Бруно стал возле хозяина:
— Дитриха ещё нет? — глухой его голос звучал беспокойно. Барон день назад отбыл за покупкой лошадей.
— К вечеру ожидаю.
Герард обратился к женщинам:
— Я позвал вас, чтобы уточнить кое-что. У деревни убит всадник. Сейчас мы спустимся в подвал и вы, графиня, посмотрите, похож ли убитый на гонца, который встретил вас в Либенхау. А ты, — взор переместился на Наташу, — поможешь графине.
В кабинете потемнело. Донёсся рокот грома, сопровождаемый нарастающей нервной дробью дождевых капель. Порывы ветра глухо бились в каменные стены замка. Сверкали молнии. Стон бури заглушал собственное дыхание, швыряя горсти дождя в окно.
Такие привычные для обитателей замка звуки наводили страх на Наташу. Она ужасно боялась грозы и сильного ветра. Кто бы что ни говорил о безопасности и громоотводах, она, если находилась при этом дома, в панике накрывалась одеялом с головой и дрожала всем телом. Чем был вызван страх, родители не знали. Предположили, что это может быть связано с её прошлым. С тем прошлым, о котором никто никогда не узнает.
В коридоре, мрачном и тёмном, Бруно, выдернув факел из держателя, возился с огнивом.
Наташе, прижавшейся плечом к стене и наблюдавшей за его потугами, очень хотелось упростить задачу, предложив зажигалочку.
Юфрозина при очередном треске грома как бы невзначай прильнула к своему будущему свёкру.
Вспыхнувший свет отбросил расступившуюся темноту на высокий потолок. Раскаты грома гулким эхом перекликались в длинном безлюдном коридоре.
Рыцарь, намереваясь предложить помощь русинке, сделал к ней шаг, но Бригахбург опередил его:
— Бруно, проводи графиню, — передал руку женщины командующему. Тот что-то невнятно буркнул, но ослушаться не посмел.

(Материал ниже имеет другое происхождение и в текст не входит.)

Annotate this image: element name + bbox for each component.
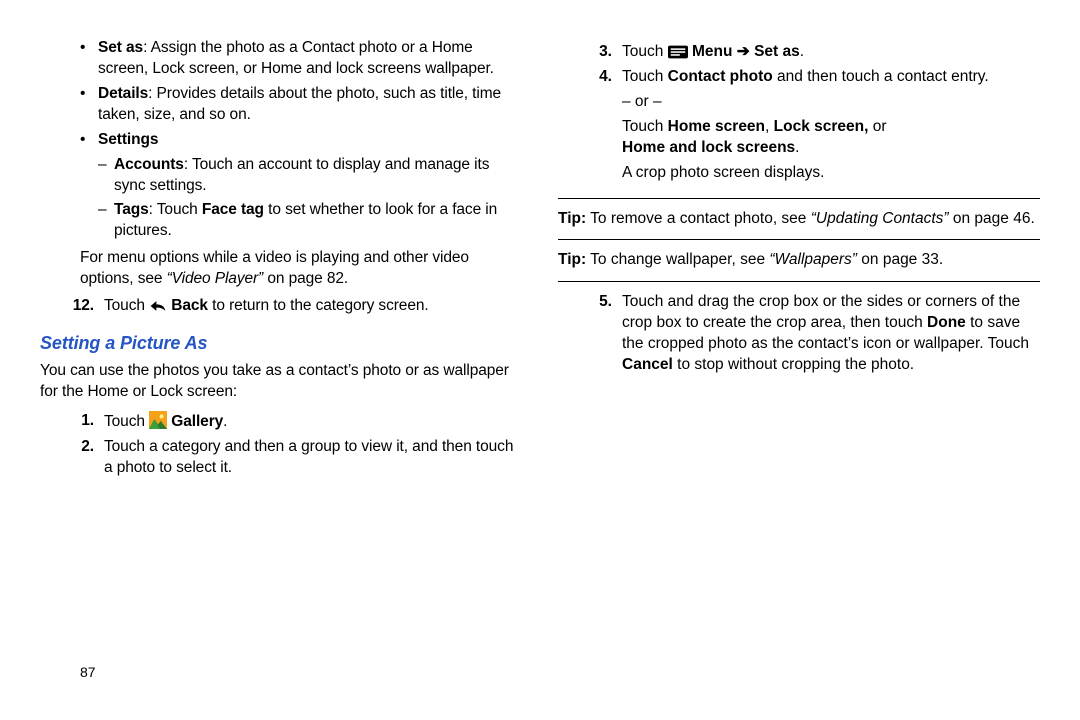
video-note: For menu options while a video is playin… bbox=[80, 248, 522, 290]
manual-page: • Set as: Assign the photo as a Contact … bbox=[0, 0, 1080, 720]
two-column-layout: • Set as: Assign the photo as a Contact … bbox=[40, 38, 1040, 483]
bullet-label: Set as bbox=[98, 39, 143, 56]
step4-line1-post: and then touch a contact entry. bbox=[773, 68, 989, 85]
step-text: Touch Gallery. bbox=[104, 411, 522, 433]
video-player-link: “Video Player” bbox=[167, 270, 264, 287]
tip-mid: To remove a contact photo, see bbox=[586, 210, 811, 227]
step4-line2-post: . bbox=[795, 139, 799, 156]
done-label: Done bbox=[927, 314, 966, 331]
tip-mid: To change wallpaper, see bbox=[586, 251, 769, 268]
step-2: 2. Touch a category and then a group to … bbox=[40, 437, 522, 479]
step12-pre: Touch bbox=[104, 297, 149, 314]
cancel-label: Cancel bbox=[622, 356, 673, 373]
menu-icon bbox=[668, 45, 688, 59]
dash-tags: – Tags: Touch Face tag to set whether to… bbox=[40, 200, 522, 242]
bullet-rest: : Assign the photo as a Contact photo or… bbox=[98, 39, 494, 77]
gallery-label: Gallery bbox=[171, 413, 223, 430]
tip-text: Tip: To remove a contact photo, see “Upd… bbox=[558, 199, 1040, 240]
step-text: Touch Contact photo and then touch a con… bbox=[622, 67, 1040, 184]
bullet-marker: • bbox=[40, 84, 98, 126]
step4-line1: Touch Contact photo and then touch a con… bbox=[622, 67, 1040, 88]
tip-wallpapers: Tip: To change wallpaper, see “Wallpaper… bbox=[558, 240, 1040, 282]
updating-contacts-link: “Updating Contacts” bbox=[811, 210, 949, 227]
bullet-rest: : Provides details about the photo, such… bbox=[98, 85, 501, 123]
gallery-icon bbox=[149, 411, 167, 429]
step-12: 12. Touch Back to return to the category… bbox=[40, 296, 522, 317]
step5-post: to stop without cropping the photo. bbox=[673, 356, 914, 373]
dash-marker: – bbox=[98, 200, 114, 242]
bullet-settings: • Settings bbox=[40, 130, 522, 151]
section-intro: You can use the photos you take as a con… bbox=[40, 361, 522, 403]
tip-post: on page 33. bbox=[857, 251, 943, 268]
step-3: 3. Touch Menu ➔ Set as. bbox=[558, 42, 1040, 63]
bullet-details: • Details: Provides details about the ph… bbox=[40, 84, 522, 126]
tip-label: Tip: bbox=[558, 210, 586, 227]
home-and-lock-label: Home and lock screens bbox=[622, 139, 795, 156]
dash-label: Tags bbox=[114, 201, 149, 218]
sep1: , bbox=[765, 118, 774, 135]
step4-line2-pre: Touch bbox=[622, 118, 668, 135]
dash-text: Accounts: Touch an account to display an… bbox=[114, 155, 522, 197]
page-number: 87 bbox=[80, 664, 96, 680]
step1-post: . bbox=[223, 413, 227, 430]
dash-marker: – bbox=[98, 155, 114, 197]
dash-accounts: – Accounts: Touch an account to display … bbox=[40, 155, 522, 197]
step4-line2: Touch Home screen, Lock screen, or Home … bbox=[622, 117, 1040, 159]
step-4: 4. Touch Contact photo and then touch a … bbox=[558, 67, 1040, 184]
menu-label: Menu bbox=[692, 43, 732, 60]
section-heading: Setting a Picture As bbox=[40, 331, 522, 355]
dash-bold-mid: Face tag bbox=[202, 201, 264, 218]
dash-rest-pre: : Touch bbox=[149, 201, 202, 218]
step12-post: to return to the category screen. bbox=[208, 297, 429, 314]
sep2: or bbox=[868, 118, 886, 135]
step-number: 1. bbox=[40, 411, 104, 433]
step-text: Touch Back to return to the category scr… bbox=[104, 296, 522, 317]
step3-pre: Touch bbox=[622, 43, 668, 60]
right-column: 3. Touch Menu ➔ Set as. bbox=[558, 38, 1040, 483]
tip-post: on page 46. bbox=[949, 210, 1035, 227]
bullet-label: Settings bbox=[98, 131, 158, 148]
home-screen-label: Home screen bbox=[668, 118, 765, 135]
dash-text: Tags: Touch Face tag to set whether to l… bbox=[114, 200, 522, 242]
bullet-text: Set as: Assign the photo as a Contact ph… bbox=[98, 38, 522, 80]
bullet-text: Details: Provides details about the phot… bbox=[98, 84, 522, 126]
bullet-set-as: • Set as: Assign the photo as a Contact … bbox=[40, 38, 522, 80]
step-1: 1. Touch Gallery. bbox=[40, 411, 522, 433]
arrow: ➔ bbox=[732, 43, 754, 60]
step-number: 2. bbox=[40, 437, 104, 479]
divider bbox=[558, 281, 1040, 282]
bullet-marker: • bbox=[40, 130, 98, 151]
left-column: • Set as: Assign the photo as a Contact … bbox=[40, 38, 522, 483]
tip-text: Tip: To change wallpaper, see “Wallpaper… bbox=[558, 240, 1040, 281]
wallpapers-link: “Wallpapers” bbox=[769, 251, 857, 268]
back-label: Back bbox=[171, 297, 208, 314]
lock-screen-label: Lock screen, bbox=[774, 118, 869, 135]
dash-label: Accounts bbox=[114, 156, 184, 173]
step4-or: – or – bbox=[622, 92, 1040, 113]
bullet-label: Details bbox=[98, 85, 148, 102]
step-5: 5. Touch and drag the crop box or the si… bbox=[558, 292, 1040, 376]
bullet-marker: • bbox=[40, 38, 98, 80]
step1-pre: Touch bbox=[104, 413, 149, 430]
video-note-post: on page 82. bbox=[263, 270, 348, 287]
step-number: 3. bbox=[558, 42, 622, 63]
step4-line3: A crop photo screen displays. bbox=[622, 163, 1040, 184]
step-text: Touch a category and then a group to vie… bbox=[104, 437, 522, 479]
step-text: Touch Menu ➔ Set as. bbox=[622, 42, 1040, 63]
tip-label: Tip: bbox=[558, 251, 586, 268]
step4-line1-pre: Touch bbox=[622, 68, 668, 85]
step-text: Touch and drag the crop box or the sides… bbox=[622, 292, 1040, 376]
step3-post: . bbox=[800, 43, 804, 60]
step-number: 12. bbox=[40, 296, 104, 317]
bullet-text: Settings bbox=[98, 130, 522, 151]
tip-updating-contacts: Tip: To remove a contact photo, see “Upd… bbox=[558, 198, 1040, 241]
set-as-label: Set as bbox=[754, 43, 800, 60]
step-number: 5. bbox=[558, 292, 622, 376]
contact-photo-label: Contact photo bbox=[668, 68, 773, 85]
step-number: 4. bbox=[558, 67, 622, 184]
back-icon bbox=[149, 299, 167, 313]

Сам же Герард сжал холодные подрагивающие пальцы Наташи, приближая её к себе.
Девушка руку не вырывала. В эти минуты она была благодарна ему за поддержку. Спускаясь по лестнице, при каждом ударе грома она оступалась, пугливо хватаясь за предплечье его сиятельства второй рукой, поспешно отдёргивая её, чтобы в следующее мгновение вновь уцепиться за него.
Он чувствовал её страх перед разбушевавшейся за стенами замка стихией. Его рука, твёрдая и горячая успокаивала Птаху, чуть поглаживая подушечкой большого пальца тыльную сторону её ладони. Знала бы она, как ему хотелось подхватить её, спрятать от всех, прижать к себе, стать единым целым, впитать в себя её боль и страх, подарив взамен покой и умиротворение. Было ли это пробудившееся чувство вины перед русинкой, где его упрямство сыграло роковую роль, или это что-то другое, в чём ему ещё предстояло разобраться? Он разберётся.